The recent MIRI report on Tiling Agents performs one such “bait and switch.” It replaces the philosophical puzzle of “How can we ensure that an AI will serve its intended purpose even after repeated self-modification?” (Q) with a better-specified formal puzzle on which it is possible to make measurable progress: “How can an agent perform perfectly tiling self-modifications despite Löb’s Theorem?” (Q’)

This allows us to state at least three crisp technical problems: Löb and coherent quantified belief (sec. 3 of ‘Tiling Agents’), nonmonotonicity of probabilistic reasoning (secs. 5.2 & 7), and maximizing/​satisficing not being satisfactory for bounded agents (sec. 8). It also allows us to identify progress: formal results that mankind had not previously uncovered (sec. 4).

Of course, even if Q’ is eventually solved, we’ll need to check whether there are other pieces of Q we need to solve. Or perhaps Q will have been dissolved by our efforts to solve Q’, similar to how the question “What force distinguishes living matter from non-living matter?” was dissolved by 20th century biology.

Notes

1 Karnofsky (2011) suggests that it may often be best to start under the streetlight and stay there, at least in the context of effective altruism. Karnofsky asks, “What does it look like when we build knowledge only where we’re best at building knowledge, rather than building knowledge on the ‘most important problems?’” His reply is: “Researching topics we’re good at researching can have a lot of benefits, some unexpected, some pertaining to problems we never expected such research to address. Researching topics we’re bad at researching doesn’t seem like a good idea no matter how important the topics are. Of course I’m in favor of thinking about how to develop new research methods to make research good at what it was formerly bad at, but I’m against applying current problematic research methods to current projects just because they’re the best methods available.” Here’s one example: “what has done more for political engagement in the U.S.: studying how to improve political engagement, or studying the technology that led to the development of the Internet, the World Wide Web, and ultimately to sites like Change.org...?” I am sympathetic with Karnofsky’s view in many cases, but I will give two points of reply with respect to my post above. First, in the above post I wanted to focus on the question of how to tackle difficult questions, not the question of whether difficult questions should be tackled in the first place.
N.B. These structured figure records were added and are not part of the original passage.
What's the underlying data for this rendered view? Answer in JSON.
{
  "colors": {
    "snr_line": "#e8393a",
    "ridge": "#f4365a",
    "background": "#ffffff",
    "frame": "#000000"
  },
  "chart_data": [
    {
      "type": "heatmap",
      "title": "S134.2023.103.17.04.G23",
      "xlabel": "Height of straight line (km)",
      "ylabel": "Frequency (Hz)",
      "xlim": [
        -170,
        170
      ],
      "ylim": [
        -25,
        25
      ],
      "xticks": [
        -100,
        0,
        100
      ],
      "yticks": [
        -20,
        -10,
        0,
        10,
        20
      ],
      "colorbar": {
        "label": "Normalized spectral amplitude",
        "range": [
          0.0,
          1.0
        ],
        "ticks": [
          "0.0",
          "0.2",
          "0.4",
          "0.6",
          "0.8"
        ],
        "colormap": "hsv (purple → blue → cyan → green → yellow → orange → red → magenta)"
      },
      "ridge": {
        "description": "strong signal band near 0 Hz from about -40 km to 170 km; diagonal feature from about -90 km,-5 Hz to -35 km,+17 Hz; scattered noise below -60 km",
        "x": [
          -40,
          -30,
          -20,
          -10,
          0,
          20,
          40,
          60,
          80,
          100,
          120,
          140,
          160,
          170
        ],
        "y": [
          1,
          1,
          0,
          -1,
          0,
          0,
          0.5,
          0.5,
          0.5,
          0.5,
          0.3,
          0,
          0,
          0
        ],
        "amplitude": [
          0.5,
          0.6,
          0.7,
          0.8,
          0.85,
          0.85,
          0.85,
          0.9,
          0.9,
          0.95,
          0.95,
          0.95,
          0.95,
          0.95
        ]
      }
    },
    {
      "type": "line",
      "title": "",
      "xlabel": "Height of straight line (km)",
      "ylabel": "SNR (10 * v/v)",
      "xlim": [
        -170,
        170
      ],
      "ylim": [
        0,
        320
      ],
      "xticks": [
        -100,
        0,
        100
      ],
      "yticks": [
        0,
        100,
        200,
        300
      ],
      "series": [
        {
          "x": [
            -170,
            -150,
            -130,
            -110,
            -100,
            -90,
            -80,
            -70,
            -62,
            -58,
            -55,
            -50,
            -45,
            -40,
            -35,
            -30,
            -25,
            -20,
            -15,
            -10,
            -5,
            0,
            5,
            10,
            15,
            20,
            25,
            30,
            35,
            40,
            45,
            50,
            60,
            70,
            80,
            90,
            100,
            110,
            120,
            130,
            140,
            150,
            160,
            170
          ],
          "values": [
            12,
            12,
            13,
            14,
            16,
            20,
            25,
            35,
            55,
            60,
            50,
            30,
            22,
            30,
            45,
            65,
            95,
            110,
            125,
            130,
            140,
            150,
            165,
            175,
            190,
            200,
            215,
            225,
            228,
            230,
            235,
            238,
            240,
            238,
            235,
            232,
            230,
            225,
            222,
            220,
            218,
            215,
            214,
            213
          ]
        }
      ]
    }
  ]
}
And conditional on one’s choice to tackle a difficult question, I recommend one start under the streetlight and push into the shadows. Second, my guess is that I’m talking about a broader notion of the streetlight effect than Karnofsky is. For example, I doubt Karnofsky would object to the process of tackling a problem in theoretical computer science or math by trying to solve easier, related problems first.
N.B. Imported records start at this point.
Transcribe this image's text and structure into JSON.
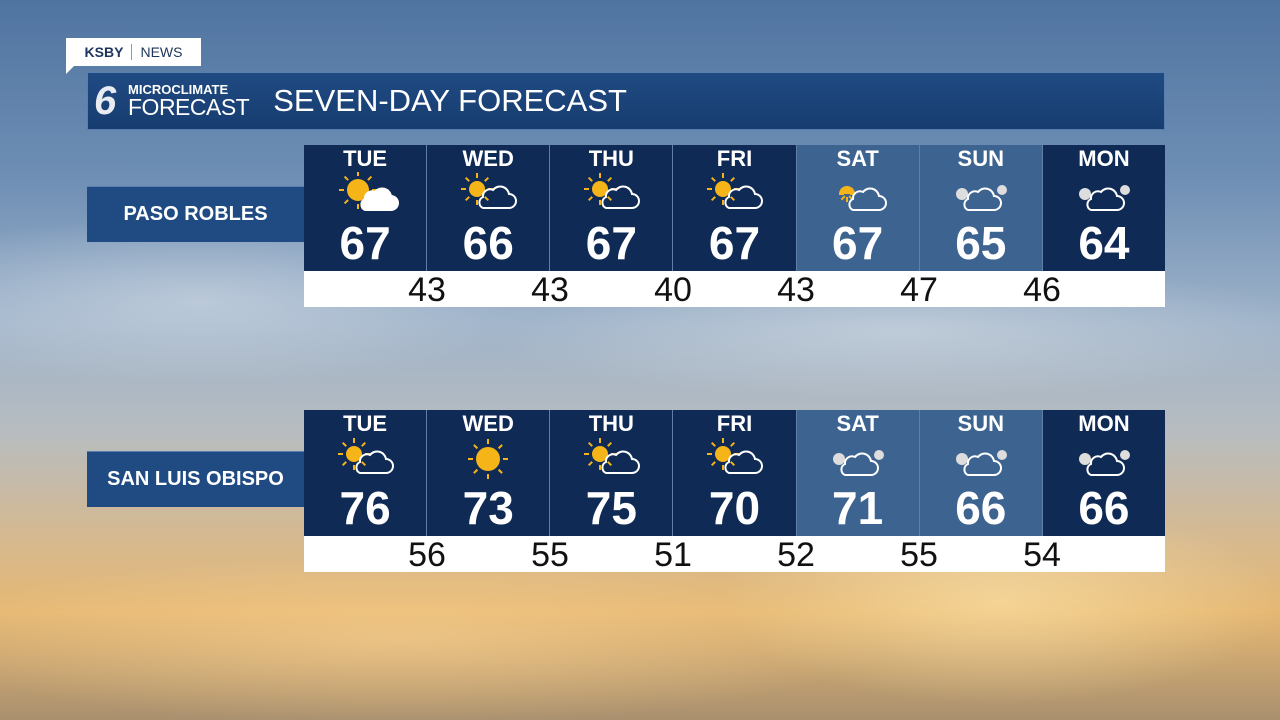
{
  "badge": {
    "station": "KSBY",
    "section": "NEWS"
  },
  "header": {
    "logo_top": "MICROCLIMATE",
    "logo_bottom": "FORECAST",
    "logo_mark": "6",
    "title": "SEVEN-DAY FORECAST"
  },
  "colors": {
    "dark": "#0f2a55",
    "weekend": "#3d6391",
    "low_bar": "#ffffff",
    "sun": "#f5b417"
  },
  "days": [
    "TUE",
    "WED",
    "THU",
    "FRI",
    "SAT",
    "SUN",
    "MON"
  ],
  "locations": [
    {
      "name": "PASO ROBLES",
      "highs": [
        "67",
        "66",
        "67",
        "67",
        "67",
        "65",
        "64"
      ],
      "lows": [
        "43",
        "43",
        "40",
        "43",
        "47",
        "46"
      ],
      "icons": [
        "sun-filled-cloud",
        "mostly-sunny",
        "mostly-sunny",
        "mostly-sunny",
        "partly-cloudy",
        "cloudy",
        "cloudy"
      ]
    },
    {
      "name": "SAN LUIS OBISPO",
      "highs": [
        "76",
        "73",
        "75",
        "70",
        "71",
        "66",
        "66"
      ],
      "lows": [
        "56",
        "55",
        "51",
        "52",
        "55",
        "54"
      ],
      "icons": [
        "mostly-sunny",
        "sunny",
        "mostly-sunny",
        "mostly-sunny",
        "cloudy",
        "cloudy",
        "cloudy"
      ]
    }
  ]
}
2 In GiveWell’s January 24th, 2013 board meeting (starting at 6:35 in the MP3 recording), GiveWell co-founder Holden Karnofsky said that interventions outside global health are “where we would bet today that we’ll find… the best giving opportunities… that best fulfill GiveWell’s mission as originally [outlined] in the mission statement.” This doesn’t appear to be a recently acquired view of things, either. Starting at 22:47 in the same recording, Karnofsky says “There were reasons that we focused on [robustly evidence-backed] interventions for GiveWell initially, but… the [vision] I’ve been pointing to [of finding giving opportunities outside global health, where less evidence is available]… has [to me] been the vision all along.” In personal communication with me, Karnofsky wrote that “We sought to start ‘under the streetlight,’ as you say, and so focused on finding opportunities to fund things with strong documented evidence of being ‘proven, cost-effective and scalable.’ Initially we looked at both U.S. and global interventions, and within developing-world interventions we looked at health but also economic empowerment. We ended up focusing on global health because it performed best by these criteria.”